President Tsai discusses Taiwan-Japan relations with JTEA chairman - Focus Taiwan

President Tsai discusses Taiwan-Japan relations with JTEA chairman

Taiwan President Tsai Ing-wen (蔡英文, right) and Japan-Taiwan Exchange Association Chairman Mitsuo Ohashi (left)
Taiwan President Tsai Ing-wen (蔡英文, right) and Japan-Taiwan Exchange Association Chairman Mitsuo Ohashi (left)

Taipei, Jan. 12 (CNA) Taiwan President Tsai Ing-wen (蔡英文) met with the visiting chairman of the Japan-Taiwan Exchange Association (JTEA) on Sunday and expressed hopes for enhanced exchanges and closer cooperation with Japan in the areas of trade, culture and sports.

During the meeting, Mitsuo Ohashi congratulated Tsai on her election to a second term the previous day and extended condolences to the families of the eight military officers who died in a military helicopter crash in New Taipei on Jan. 2.

Ohashi also said he wished the five survivors of the crash a quick recovery.

JTEA is an organization that represents the interests of Japan in Taiwan in the absence of diplomatic ties.

Noting that Tsai will start her second term in May, Ohashi said the next four years will be a crucial period for Taiwan and he hopes Tsai leadership will continue to boost the development of Taiwan, Asia and even the world.

He thanked Tsai for meeting with him so soon after the election, amid her busy schedule. This showed the importance Taiwan attaches to its relationship with Japan, Ohashi told Tsai, who was elected to a second term Saturday with a record-breaking 8.17 million votes.

In addition to the victory in the presidential race, the ruling Democratic Progressive Party also retained its majority in the Legislature, which will help Tsai to implement her administrative policies and advance Taiwan's development, Ohashi said.

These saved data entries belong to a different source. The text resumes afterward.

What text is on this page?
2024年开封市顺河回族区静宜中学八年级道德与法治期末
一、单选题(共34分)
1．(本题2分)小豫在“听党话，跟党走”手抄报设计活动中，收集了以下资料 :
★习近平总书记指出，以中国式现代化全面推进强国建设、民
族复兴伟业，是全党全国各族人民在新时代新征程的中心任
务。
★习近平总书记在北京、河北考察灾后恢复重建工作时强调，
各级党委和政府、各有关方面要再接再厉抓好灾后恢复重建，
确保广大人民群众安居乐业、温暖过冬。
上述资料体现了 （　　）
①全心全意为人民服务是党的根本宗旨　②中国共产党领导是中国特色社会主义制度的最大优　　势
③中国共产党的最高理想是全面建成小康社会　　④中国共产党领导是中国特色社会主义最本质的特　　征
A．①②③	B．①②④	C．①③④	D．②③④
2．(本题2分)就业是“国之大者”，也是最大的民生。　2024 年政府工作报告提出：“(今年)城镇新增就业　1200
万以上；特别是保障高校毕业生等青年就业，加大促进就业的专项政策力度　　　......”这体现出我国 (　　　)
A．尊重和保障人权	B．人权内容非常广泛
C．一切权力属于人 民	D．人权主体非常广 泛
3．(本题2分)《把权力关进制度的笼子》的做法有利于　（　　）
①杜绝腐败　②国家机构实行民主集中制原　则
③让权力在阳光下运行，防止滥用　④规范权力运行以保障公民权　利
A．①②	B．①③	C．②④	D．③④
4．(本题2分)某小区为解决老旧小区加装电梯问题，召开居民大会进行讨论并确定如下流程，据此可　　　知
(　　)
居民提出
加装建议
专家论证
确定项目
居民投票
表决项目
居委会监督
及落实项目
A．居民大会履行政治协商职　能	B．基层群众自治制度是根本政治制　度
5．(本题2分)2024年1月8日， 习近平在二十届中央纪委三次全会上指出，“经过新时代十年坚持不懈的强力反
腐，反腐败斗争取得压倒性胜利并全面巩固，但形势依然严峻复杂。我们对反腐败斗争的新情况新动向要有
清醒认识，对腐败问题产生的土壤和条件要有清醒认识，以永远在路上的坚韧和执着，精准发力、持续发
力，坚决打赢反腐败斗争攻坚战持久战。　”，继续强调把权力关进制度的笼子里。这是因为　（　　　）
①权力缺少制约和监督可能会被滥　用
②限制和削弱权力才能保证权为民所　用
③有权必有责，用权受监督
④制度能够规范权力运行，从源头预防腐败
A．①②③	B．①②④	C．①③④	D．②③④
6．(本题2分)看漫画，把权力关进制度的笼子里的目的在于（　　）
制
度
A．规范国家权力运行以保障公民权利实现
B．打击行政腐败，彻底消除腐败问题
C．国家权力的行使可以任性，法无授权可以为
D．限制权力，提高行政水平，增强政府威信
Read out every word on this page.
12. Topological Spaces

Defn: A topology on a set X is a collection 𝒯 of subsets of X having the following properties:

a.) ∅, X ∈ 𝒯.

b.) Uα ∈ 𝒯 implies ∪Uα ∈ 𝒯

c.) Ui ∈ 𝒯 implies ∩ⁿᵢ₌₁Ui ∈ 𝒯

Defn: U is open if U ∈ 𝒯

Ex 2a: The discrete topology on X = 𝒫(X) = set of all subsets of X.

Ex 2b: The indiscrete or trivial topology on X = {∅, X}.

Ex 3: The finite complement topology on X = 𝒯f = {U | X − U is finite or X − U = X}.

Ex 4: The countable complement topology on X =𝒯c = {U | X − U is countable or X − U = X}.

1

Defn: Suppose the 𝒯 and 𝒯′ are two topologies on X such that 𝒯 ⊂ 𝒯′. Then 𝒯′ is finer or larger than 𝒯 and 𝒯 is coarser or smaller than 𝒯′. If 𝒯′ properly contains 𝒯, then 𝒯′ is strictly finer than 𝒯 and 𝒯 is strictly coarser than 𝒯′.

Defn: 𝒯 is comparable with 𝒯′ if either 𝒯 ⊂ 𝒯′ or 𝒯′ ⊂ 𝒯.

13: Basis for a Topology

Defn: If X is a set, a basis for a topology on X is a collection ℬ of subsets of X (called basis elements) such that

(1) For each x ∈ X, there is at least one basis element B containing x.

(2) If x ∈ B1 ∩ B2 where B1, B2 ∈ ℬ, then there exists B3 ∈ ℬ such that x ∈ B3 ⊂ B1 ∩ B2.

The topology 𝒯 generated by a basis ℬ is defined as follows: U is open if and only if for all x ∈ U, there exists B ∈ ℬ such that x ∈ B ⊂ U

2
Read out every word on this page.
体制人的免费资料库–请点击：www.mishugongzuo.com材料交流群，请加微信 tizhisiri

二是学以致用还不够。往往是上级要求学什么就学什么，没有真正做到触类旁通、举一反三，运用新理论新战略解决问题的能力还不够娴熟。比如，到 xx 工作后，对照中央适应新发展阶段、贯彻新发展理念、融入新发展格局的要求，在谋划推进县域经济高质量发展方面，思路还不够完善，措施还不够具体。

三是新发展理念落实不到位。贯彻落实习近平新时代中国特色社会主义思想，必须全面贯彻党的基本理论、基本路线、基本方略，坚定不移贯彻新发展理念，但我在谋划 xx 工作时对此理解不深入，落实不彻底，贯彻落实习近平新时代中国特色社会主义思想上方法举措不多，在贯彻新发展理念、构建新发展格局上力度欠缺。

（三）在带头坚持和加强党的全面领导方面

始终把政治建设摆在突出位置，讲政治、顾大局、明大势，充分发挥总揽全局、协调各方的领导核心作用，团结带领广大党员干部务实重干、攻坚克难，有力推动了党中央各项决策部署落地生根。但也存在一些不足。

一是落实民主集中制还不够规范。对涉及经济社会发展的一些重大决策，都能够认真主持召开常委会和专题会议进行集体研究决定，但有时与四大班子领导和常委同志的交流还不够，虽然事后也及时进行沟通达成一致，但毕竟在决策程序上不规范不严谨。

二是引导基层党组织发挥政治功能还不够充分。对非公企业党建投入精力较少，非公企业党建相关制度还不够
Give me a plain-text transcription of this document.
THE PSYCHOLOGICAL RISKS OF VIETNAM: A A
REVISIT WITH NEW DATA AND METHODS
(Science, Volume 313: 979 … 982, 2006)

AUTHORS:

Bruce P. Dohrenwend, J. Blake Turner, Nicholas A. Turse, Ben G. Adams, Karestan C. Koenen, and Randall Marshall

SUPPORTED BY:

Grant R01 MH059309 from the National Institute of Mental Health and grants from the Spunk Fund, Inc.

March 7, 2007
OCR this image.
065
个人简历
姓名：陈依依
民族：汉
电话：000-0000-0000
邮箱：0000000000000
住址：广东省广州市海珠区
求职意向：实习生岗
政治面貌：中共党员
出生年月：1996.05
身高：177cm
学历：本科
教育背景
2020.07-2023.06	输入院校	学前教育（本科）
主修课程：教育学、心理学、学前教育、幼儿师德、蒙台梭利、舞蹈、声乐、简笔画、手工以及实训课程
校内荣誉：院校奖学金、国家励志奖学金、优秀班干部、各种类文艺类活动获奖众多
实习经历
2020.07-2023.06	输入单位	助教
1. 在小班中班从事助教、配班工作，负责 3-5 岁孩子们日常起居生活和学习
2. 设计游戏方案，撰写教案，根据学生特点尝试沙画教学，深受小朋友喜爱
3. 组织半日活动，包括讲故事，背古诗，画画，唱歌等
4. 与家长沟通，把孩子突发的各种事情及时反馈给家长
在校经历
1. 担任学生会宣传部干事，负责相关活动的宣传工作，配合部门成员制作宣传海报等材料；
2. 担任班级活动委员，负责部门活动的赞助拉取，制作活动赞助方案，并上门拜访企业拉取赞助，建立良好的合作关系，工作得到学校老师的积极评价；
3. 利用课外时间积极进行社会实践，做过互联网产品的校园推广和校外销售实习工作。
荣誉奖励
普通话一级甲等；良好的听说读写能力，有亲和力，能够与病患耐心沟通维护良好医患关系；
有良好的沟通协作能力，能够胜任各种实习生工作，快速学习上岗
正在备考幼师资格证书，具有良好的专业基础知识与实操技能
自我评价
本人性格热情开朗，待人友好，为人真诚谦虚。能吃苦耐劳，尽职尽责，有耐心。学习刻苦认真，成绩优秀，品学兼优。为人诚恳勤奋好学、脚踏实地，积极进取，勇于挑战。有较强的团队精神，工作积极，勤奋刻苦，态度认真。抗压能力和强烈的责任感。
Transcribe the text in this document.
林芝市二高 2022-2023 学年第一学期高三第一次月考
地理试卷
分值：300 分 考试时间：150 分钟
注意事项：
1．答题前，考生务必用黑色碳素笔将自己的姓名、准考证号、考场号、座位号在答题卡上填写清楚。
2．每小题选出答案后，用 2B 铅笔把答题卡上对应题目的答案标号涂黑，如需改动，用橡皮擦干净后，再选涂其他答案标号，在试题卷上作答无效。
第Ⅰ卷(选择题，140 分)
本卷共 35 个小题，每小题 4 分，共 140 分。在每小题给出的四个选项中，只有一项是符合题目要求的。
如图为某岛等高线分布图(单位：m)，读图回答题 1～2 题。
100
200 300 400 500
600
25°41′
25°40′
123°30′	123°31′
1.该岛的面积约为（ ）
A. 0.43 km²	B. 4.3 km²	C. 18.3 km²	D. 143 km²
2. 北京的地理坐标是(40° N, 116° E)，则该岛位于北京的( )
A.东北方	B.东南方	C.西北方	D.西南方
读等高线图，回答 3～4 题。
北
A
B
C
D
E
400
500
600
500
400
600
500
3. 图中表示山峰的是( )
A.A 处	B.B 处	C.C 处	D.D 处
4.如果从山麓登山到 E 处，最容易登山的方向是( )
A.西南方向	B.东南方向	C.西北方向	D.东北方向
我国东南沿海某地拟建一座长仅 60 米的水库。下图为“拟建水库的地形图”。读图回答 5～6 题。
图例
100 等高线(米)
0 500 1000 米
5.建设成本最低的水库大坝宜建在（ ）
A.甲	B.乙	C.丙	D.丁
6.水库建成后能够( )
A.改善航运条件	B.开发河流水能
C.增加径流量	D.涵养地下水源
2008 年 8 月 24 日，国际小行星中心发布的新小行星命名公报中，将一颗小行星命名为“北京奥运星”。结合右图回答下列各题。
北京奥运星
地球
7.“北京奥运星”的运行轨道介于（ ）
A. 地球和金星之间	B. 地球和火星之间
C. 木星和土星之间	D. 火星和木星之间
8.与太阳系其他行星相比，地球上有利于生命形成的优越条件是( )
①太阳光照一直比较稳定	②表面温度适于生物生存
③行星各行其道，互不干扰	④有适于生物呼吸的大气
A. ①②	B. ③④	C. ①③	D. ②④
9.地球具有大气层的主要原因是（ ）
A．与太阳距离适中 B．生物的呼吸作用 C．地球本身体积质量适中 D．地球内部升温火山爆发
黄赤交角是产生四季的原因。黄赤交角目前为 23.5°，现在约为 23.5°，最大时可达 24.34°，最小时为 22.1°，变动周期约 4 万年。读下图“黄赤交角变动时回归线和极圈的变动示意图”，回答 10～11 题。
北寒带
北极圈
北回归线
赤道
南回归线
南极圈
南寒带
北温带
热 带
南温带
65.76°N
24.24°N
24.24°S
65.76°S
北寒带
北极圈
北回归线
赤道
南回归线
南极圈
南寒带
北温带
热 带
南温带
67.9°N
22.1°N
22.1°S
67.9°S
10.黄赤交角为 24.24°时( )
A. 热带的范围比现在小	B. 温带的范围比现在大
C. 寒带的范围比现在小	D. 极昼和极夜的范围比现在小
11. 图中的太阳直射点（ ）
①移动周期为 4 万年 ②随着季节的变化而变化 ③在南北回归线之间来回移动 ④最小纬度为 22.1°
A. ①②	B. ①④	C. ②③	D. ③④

In turn, Tsai noted that her last meeting with Ohashi was two months ago, and she said she was pleased to be holding talks with him again the day after her reelection.

Ohashi's visit was an indication of the good relations between Taiwan and Japan, Tsai said.

The results of Saturday's presidential election were indicative of the Taiwan people's resolve to safeguard their country's sovereignty, democracy and freedom, Tsai said.

She said Taiwan will continue to work with like-minded countries to deepen its democracy.

As a responsible member of the international community, Taiwan over the past three years has been adhering to the principles of not succumbing to pressure from China, not provoking Beijing and not precipitately advance relations with China, so as to maintain stability across the Taiwan Strait, Tsai said.

Taiwan will remain consistent in that regard and will strengthen its partnerships with other countries in Asia to promote prosperous development of the region, she added.

Japan is an important partner in the areas of diplomacy cooperation and tourism, Tsai said, noting that visitor arrivals from Japan reached a record 2 million last year.

In 2020, Taiwan hopes to expand its exchanges with Japan in various fields, including trade, sports and culture, Tsai said.

Late Saturday night, after her landslide victory in the presidential election, Tsai tweeted in Japanese that she would humbly listen to the voice of the people, work tirelessly to overcome difficulties, and deepen relations between Taiwan and Japan.

On Sunday, Sankei Shimbun reported that the Japanese government will continue to collaborate with Taiwan, which it deems an important partner with shared core values.